# Rivet set-up



## Pantmaker (Jun 14, 2014)

I have only been addicted to these old bikes for a little over a year and have never had the need to redo/replace rivets on fenders or seats...until now.  I have accumulated enough of both to choke a horse and would love to see what others are using here.  What are you all squeezing rivets with on fenders, seats, etc? I would love to have something versatile enough to do whatever I threw at it.


----------



## island schwinn (Jun 15, 2014)

pretty sure you've seen the tool from tonka place.works perfect on fender,seat,and chainguard rivets.i have rivets if you need them,and way cheaper than the guys on ebay


----------



## GTs58 (Jun 15, 2014)

Does the die that rolls the rivet fit on the other side of the clamp?
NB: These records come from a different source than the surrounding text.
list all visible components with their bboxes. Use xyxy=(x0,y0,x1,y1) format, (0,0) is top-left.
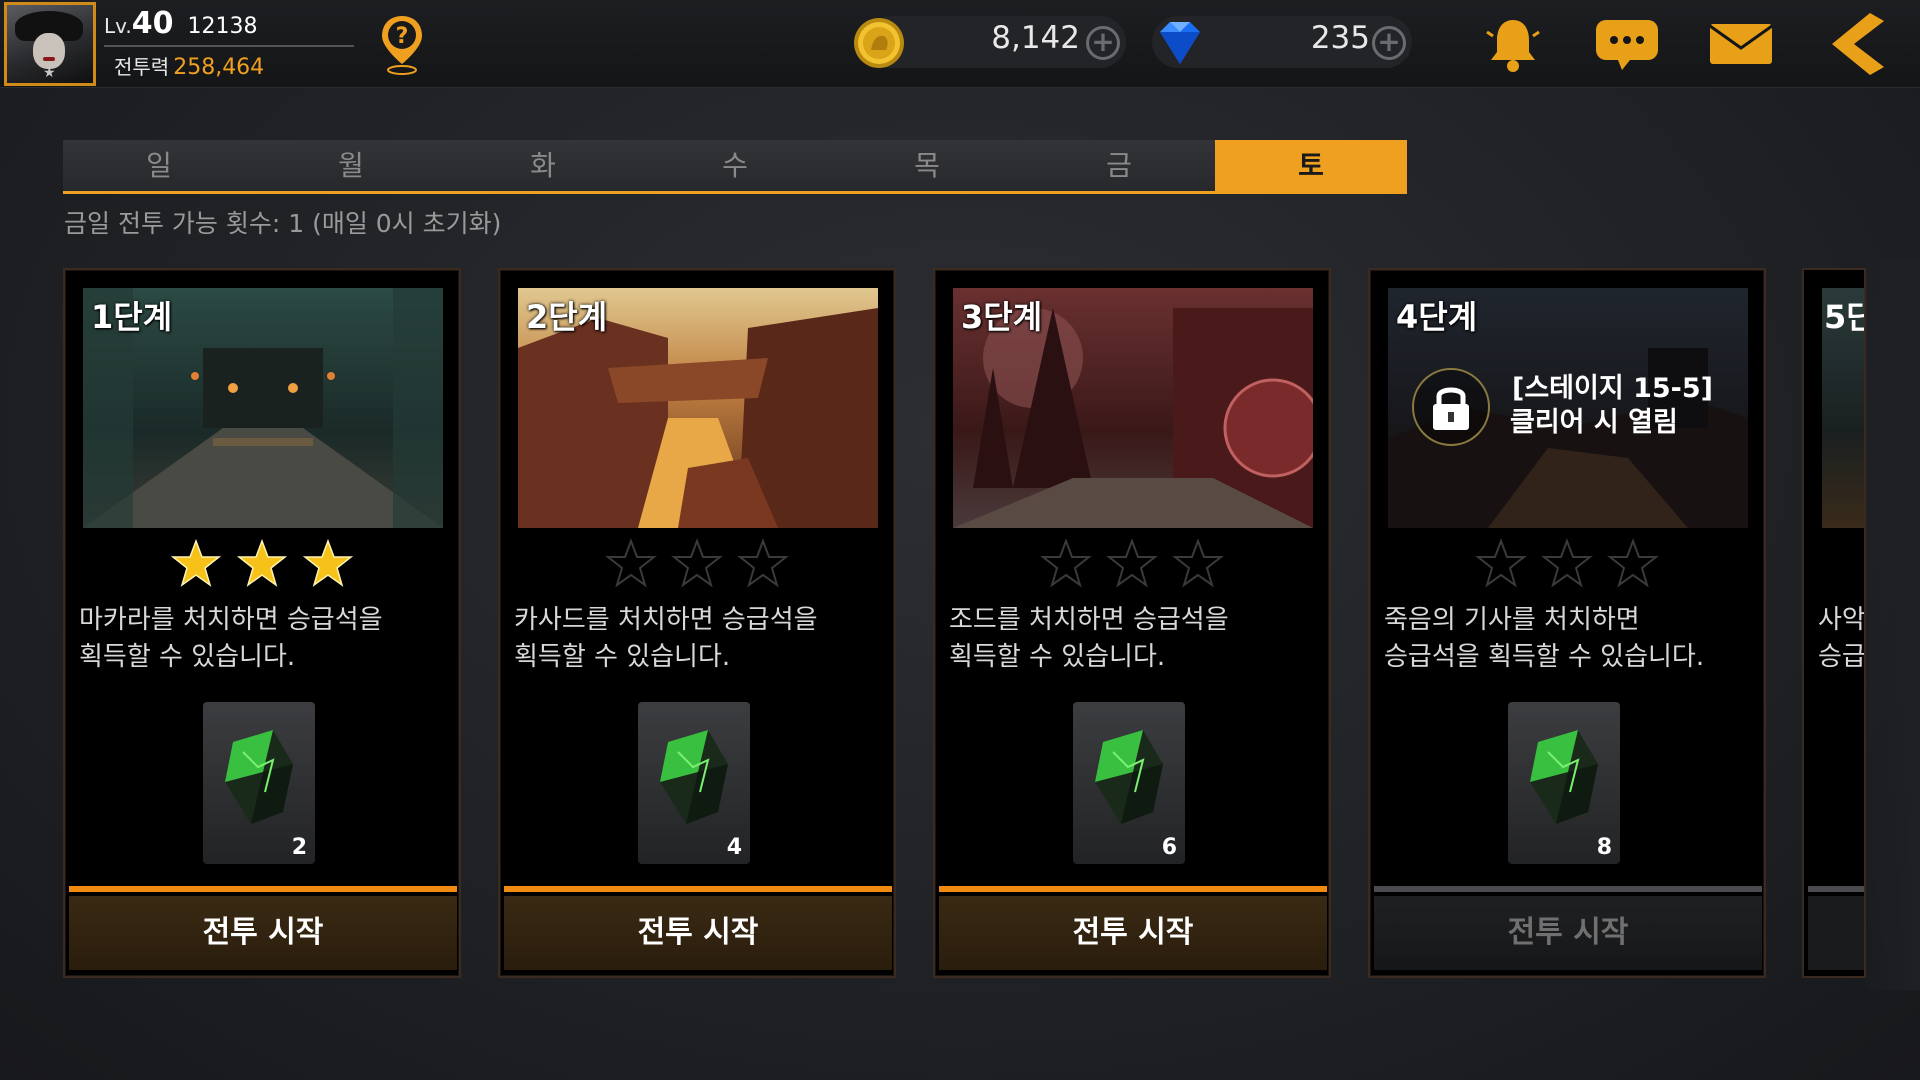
stage-2-description: 카사드를 처치하면 승급석을 획득할 수 있습니다. xyxy=(514,605,818,672)
back-arrow-icon[interactable] xyxy=(1818,8,1892,80)
tab-thursday[interactable]: 목 xyxy=(831,140,1023,191)
stage-2-image: 2단계 xyxy=(518,288,878,528)
svg-text:?: ? xyxy=(396,24,409,49)
player-avatar[interactable]: ★ xyxy=(4,2,96,86)
star-icon xyxy=(1172,538,1224,588)
stage-2-bar xyxy=(504,886,892,892)
stage-4-reward[interactable]: 8 xyxy=(1508,702,1620,864)
stage-5-label: 5단 xyxy=(1824,298,1864,336)
stage-5-bar xyxy=(1808,886,1864,892)
stage-3-reward-count: 6 xyxy=(1161,835,1177,860)
star-icon xyxy=(170,538,222,587)
stage-3-bar xyxy=(939,886,1327,892)
mail-icon[interactable] xyxy=(1704,8,1778,80)
stage-4-start-button[interactable]: 전투 시작 xyxy=(1374,896,1762,970)
stage-3-image: 3단계 xyxy=(953,288,1313,528)
gold-coin-icon xyxy=(852,16,906,70)
stage-1-reward-count: 2 xyxy=(291,835,307,860)
stage-3-reward[interactable]: 6 xyxy=(1073,702,1185,864)
blue-gem-icon xyxy=(1150,16,1210,70)
star-icon xyxy=(1607,538,1659,588)
stage-5-start-button[interactable] xyxy=(1808,896,1864,970)
level-prefix: Lv. xyxy=(104,14,132,38)
star-icon xyxy=(1106,538,1158,588)
help-pin-icon[interactable]: ? xyxy=(378,12,426,76)
stage-2-label: 2단계 xyxy=(526,298,608,336)
stage-4-bar xyxy=(1374,886,1762,892)
stage-4-stars xyxy=(1370,538,1764,590)
stage-3-start-button[interactable]: 전투 시작 xyxy=(939,896,1327,970)
top-bar: ★ Lv. 40 12138 전투력 258,464 ? 8,142 + 235… xyxy=(0,0,1920,88)
power-value: 258,464 xyxy=(173,55,265,80)
stage-3-description: 조드를 처치하면 승급석을 획득할 수 있습니다. xyxy=(949,605,1229,672)
star-icon xyxy=(236,538,288,587)
stage-2-reward[interactable]: 4 xyxy=(638,702,750,864)
gem-amount: 235 xyxy=(1310,20,1370,56)
stage-2-stars xyxy=(500,538,894,590)
tab-wednesday[interactable]: 수 xyxy=(639,140,831,191)
stage-card-2: 2단계 카사드를 처치하면 승급석을 획득할 수 있습니다. 4 전투 시작 xyxy=(498,268,896,978)
stage-1-reward[interactable]: 2 xyxy=(203,702,315,864)
stage-card-5: 5단 사악 승급 xyxy=(1802,268,1866,978)
stage-4-reward-count: 8 xyxy=(1596,835,1612,860)
stage-5-description: 사악 승급 xyxy=(1818,605,1866,672)
tab-tuesday[interactable]: 화 xyxy=(447,140,639,191)
stage-1-image: 1단계 xyxy=(83,288,443,528)
stage-4-unlock-condition: [스테이지 15-5] 클리어 시 열림 xyxy=(1510,373,1714,438)
add-gem-button[interactable]: + xyxy=(1372,26,1406,60)
avatar-portrait: ★ xyxy=(7,5,93,83)
power-label: 전투력 xyxy=(114,55,170,79)
day-tabs: 일 월 화 수 목 금 토 xyxy=(63,140,1407,194)
promotion-stone-icon xyxy=(225,730,293,824)
tab-saturday[interactable]: 토 xyxy=(1215,140,1407,191)
scroll-fade xyxy=(1866,260,1920,990)
stage-4-description: 죽음의 기사를 처치하면 승급석을 획득할 수 있습니다. xyxy=(1384,605,1705,672)
bell-icon[interactable] xyxy=(1476,8,1550,80)
player-level: 40 xyxy=(131,6,174,41)
star-icon xyxy=(302,538,354,587)
stage-3-label: 3단계 xyxy=(961,298,1043,336)
star-icon xyxy=(671,538,723,588)
stage-3-stars xyxy=(935,538,1329,590)
chat-icon[interactable] xyxy=(1590,8,1664,80)
tab-monday[interactable]: 월 xyxy=(255,140,447,191)
star-icon xyxy=(1541,538,1593,588)
stage-card-3: 3단계 조드를 처치하면 승급석을 획득할 수 있습니다. 6 전투 시작 xyxy=(933,268,1331,978)
promotion-stone-icon xyxy=(1095,730,1163,824)
stage-1-stars xyxy=(65,538,459,590)
stage-4-label: 4단계 xyxy=(1396,298,1478,336)
stage-4-image: 4단계 [스테이지 15-5] 클리어 시 열림 xyxy=(1388,288,1748,528)
stage-1-label: 1단계 xyxy=(91,298,173,336)
star-icon xyxy=(1040,538,1092,588)
stage-1-bar xyxy=(69,886,457,892)
stage-1-start-button[interactable]: 전투 시작 xyxy=(69,896,457,970)
stage-2-reward-count: 4 xyxy=(726,835,742,860)
stage-card-1: 1단계 마카라를 처치하면 승급석을 획득할 수 있습니다. 2 전투 시작 xyxy=(63,268,461,978)
stage-2-start-button[interactable]: 전투 시작 xyxy=(504,896,892,970)
promotion-stone-icon xyxy=(660,730,728,824)
tab-friday[interactable]: 금 xyxy=(1023,140,1215,191)
exp-divider xyxy=(104,45,354,47)
stage-card-4: 4단계 [스테이지 15-5] 클리어 시 열림 죽음의 기사를 처치하면 승급… xyxy=(1368,268,1766,978)
player-info: Lv. 40 12138 전투력 258,464 xyxy=(104,6,362,82)
add-gold-button[interactable]: + xyxy=(1086,26,1120,60)
gold-amount: 8,142 xyxy=(991,20,1080,56)
player-exp: 12138 xyxy=(187,14,258,39)
star-icon xyxy=(737,538,789,588)
battle-count-info: 금일 전투 가능 횟수: 1 (매일 0시 초기화) xyxy=(64,209,502,238)
tab-sunday[interactable]: 일 xyxy=(63,140,255,191)
promotion-stone-icon xyxy=(1530,730,1598,824)
stage-1-description: 마카라를 처치하면 승급석을 획득할 수 있습니다. xyxy=(79,605,383,672)
star-icon xyxy=(1475,538,1527,588)
star-icon xyxy=(605,538,657,588)
lock-icon xyxy=(1412,368,1490,446)
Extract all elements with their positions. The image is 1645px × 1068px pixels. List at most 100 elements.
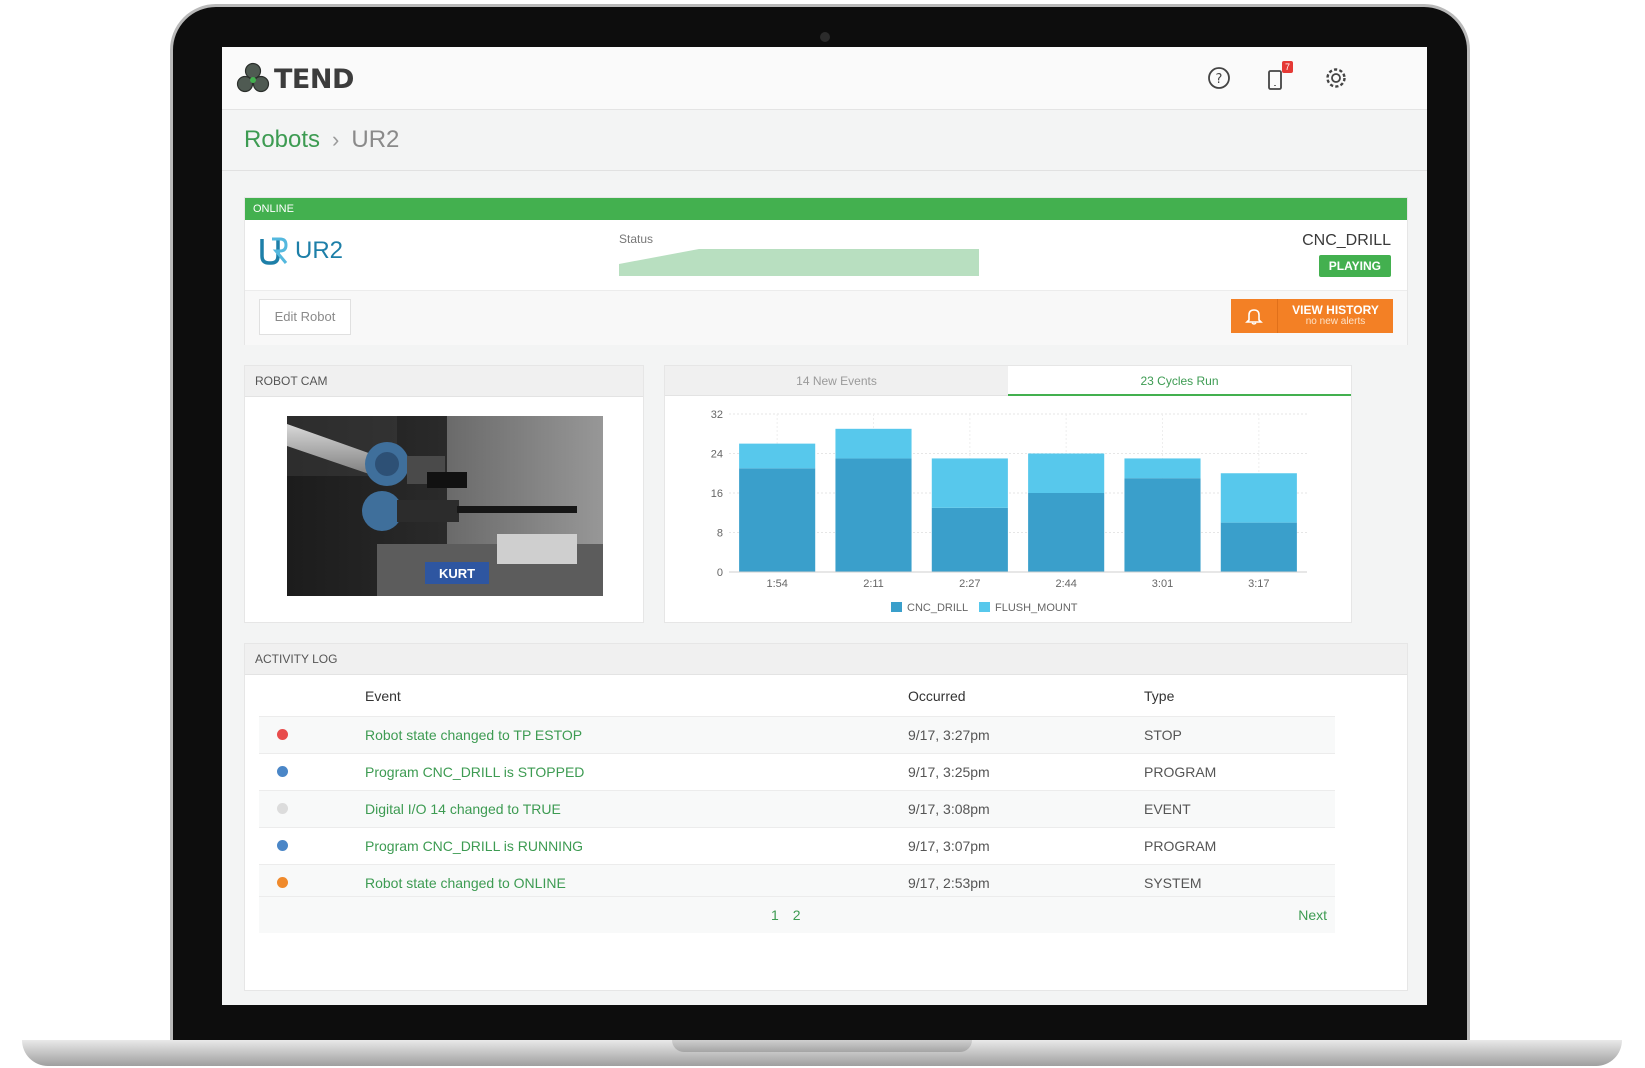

Looks like it might be easier turning the clamp screw if it does. The die would have to stay stationary though and not spin on the rivet head.

As far as seat rivets go, all the seats that I have come across have the rivet starred and not rolled, including the leather road bike seats. But having the tubular rivet rolled sure beats the heck out of a nut on a rivet bolt.


----------



## island schwinn (Jun 15, 2014)

both dies turn in the tool.no scoring of the rivet that way.


----------



## Pantmaker (Jun 15, 2014)

I have seen that set up and I always wondered whether they turned or not too. Good point about the starred backs on seats...I was just looking at one rolled and wonder if you could split them with something to re-create the star.


----------



## GTs58 (Jun 15, 2014)

Pantmaker said:


> I have seen that set up and I always wondered whether they turned or not too. Good point about the starred backs on seats...I was just looking at one rolled and wonder if you could split them with something to re-create the star.




The die or setter for starring the rivets seems to be hard to find. Did a search and only found one seller and his is super duper duty compared to the little one I have. Mine is just a 5/16 shaft that has been knuckled out with the six indents. I thought for sure Tandy would have one but didn't see one offered on their site.  

http://www.brettunsvillage.com/leather/tools/tools.html 

He calls it a splash. If you read all his text you might think he just made that description up.


----------